De plus en plus d’acteurs sur l’installation
La diversité des profils des futurs agriculteurs va de pair avec la multiplication des intervenants et des initiatives qui soutiennent l’installation agricole. « Historiquement, deux structures syndicales antagonistes accompagnaient les porteurs de projet : Jeunes Agriculteurs et les chambres d’agriculture pilotées en majorité par le duo FNSEA/JA, et l’agriculture paysanne orientée Conf », rappelle Cécile Gazo.

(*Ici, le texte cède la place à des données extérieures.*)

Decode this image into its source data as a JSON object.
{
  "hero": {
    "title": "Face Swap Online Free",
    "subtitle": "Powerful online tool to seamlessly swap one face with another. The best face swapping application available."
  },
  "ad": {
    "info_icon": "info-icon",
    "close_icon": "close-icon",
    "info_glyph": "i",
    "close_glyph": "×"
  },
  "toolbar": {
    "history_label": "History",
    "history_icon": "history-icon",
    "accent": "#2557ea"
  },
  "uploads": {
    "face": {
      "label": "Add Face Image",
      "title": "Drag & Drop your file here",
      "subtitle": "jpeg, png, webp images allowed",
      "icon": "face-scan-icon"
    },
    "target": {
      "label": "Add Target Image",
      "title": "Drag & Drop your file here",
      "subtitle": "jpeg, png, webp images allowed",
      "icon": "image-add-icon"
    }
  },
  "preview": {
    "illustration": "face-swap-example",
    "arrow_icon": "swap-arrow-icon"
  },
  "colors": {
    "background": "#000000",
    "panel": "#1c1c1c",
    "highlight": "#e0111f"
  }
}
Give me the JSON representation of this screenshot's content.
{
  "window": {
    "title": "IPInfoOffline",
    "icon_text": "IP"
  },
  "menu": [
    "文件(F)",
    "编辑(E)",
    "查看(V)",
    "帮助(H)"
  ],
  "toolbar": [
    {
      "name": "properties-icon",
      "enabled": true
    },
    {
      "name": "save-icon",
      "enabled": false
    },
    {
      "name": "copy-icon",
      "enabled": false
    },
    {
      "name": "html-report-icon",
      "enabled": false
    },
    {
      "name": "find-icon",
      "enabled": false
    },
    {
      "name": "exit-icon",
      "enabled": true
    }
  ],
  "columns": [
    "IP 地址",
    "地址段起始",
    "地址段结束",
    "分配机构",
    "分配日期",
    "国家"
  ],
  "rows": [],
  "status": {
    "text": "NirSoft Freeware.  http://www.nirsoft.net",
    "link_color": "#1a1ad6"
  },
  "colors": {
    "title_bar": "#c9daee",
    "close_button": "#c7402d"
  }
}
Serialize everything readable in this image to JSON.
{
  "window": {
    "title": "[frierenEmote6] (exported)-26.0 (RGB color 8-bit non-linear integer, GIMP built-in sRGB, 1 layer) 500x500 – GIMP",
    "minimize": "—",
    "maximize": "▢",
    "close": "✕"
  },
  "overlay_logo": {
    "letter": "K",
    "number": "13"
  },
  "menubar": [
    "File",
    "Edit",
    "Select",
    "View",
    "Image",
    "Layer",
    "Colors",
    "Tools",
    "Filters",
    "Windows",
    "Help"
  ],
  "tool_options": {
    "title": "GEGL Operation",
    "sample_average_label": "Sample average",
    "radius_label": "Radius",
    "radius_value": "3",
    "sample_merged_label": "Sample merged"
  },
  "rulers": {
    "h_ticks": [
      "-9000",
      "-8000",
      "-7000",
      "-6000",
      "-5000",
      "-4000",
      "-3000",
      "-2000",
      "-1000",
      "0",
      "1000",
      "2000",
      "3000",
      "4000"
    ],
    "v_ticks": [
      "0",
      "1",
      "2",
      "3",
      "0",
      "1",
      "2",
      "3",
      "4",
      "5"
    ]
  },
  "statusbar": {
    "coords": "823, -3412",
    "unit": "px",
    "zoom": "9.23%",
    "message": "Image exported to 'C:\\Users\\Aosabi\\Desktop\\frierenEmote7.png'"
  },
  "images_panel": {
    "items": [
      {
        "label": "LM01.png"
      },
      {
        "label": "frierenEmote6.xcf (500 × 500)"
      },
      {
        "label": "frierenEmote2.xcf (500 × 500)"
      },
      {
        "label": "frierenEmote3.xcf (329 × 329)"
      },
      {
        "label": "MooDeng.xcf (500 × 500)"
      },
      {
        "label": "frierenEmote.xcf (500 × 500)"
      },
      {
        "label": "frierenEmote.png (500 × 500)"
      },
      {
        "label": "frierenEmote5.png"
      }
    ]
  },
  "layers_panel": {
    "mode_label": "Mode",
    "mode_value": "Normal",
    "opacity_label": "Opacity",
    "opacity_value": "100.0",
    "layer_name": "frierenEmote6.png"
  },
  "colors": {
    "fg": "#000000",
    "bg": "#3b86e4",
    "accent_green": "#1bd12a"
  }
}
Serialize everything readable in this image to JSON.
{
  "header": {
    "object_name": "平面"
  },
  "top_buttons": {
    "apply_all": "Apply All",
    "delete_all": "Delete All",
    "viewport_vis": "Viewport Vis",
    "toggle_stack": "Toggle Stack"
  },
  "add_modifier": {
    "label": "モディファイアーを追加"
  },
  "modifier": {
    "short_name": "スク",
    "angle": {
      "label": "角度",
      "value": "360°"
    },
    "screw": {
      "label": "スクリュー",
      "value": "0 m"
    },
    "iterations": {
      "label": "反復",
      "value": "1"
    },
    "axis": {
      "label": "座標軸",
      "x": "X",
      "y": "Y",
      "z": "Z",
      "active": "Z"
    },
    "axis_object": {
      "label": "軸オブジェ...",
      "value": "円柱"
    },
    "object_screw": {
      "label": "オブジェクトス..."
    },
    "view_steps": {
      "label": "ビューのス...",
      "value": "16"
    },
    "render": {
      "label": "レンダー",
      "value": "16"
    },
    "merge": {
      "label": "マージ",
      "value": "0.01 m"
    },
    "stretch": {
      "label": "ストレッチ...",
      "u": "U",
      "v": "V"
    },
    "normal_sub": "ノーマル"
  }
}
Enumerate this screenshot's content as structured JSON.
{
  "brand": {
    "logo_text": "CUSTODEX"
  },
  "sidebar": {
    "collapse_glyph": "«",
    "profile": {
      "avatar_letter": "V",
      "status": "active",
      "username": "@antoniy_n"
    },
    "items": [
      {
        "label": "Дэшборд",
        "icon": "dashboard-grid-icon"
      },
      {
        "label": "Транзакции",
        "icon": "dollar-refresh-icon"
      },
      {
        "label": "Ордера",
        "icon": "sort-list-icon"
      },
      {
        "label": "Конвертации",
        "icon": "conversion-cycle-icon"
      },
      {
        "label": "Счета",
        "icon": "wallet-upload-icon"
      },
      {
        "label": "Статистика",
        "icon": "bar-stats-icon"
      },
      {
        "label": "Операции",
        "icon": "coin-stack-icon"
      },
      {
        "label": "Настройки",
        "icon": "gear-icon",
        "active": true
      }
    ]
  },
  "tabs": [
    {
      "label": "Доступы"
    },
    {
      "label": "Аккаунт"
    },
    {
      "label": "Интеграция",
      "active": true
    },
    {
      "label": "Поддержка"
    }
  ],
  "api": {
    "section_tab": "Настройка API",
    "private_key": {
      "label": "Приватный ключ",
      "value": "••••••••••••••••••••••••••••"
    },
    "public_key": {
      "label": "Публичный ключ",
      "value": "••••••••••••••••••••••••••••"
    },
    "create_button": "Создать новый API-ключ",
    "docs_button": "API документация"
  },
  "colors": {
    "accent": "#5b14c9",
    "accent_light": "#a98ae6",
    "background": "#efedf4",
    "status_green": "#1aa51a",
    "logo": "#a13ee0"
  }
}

D’autres instances, publiques et privées, qui ne dépendent ni de ces dernières ni de l’État, s’y sont ajoutées plus ou moins récemment : le réseau des espaces tests agricoles, les coopératives confrontées au renouvellement générationnel de leurs adhérents, les réseaux Initiative France et France Active qui déclinent au monde agricole les dispositifs réservés aux entrepreneurs d’autres secteurs, les start-up ou entreprises à mission comme Éloi, avec des modèles économiques inédits et des outils particuliers, sans oublier Campus Hectar, qui entendent contribuer ainsi à la transition agroécologique…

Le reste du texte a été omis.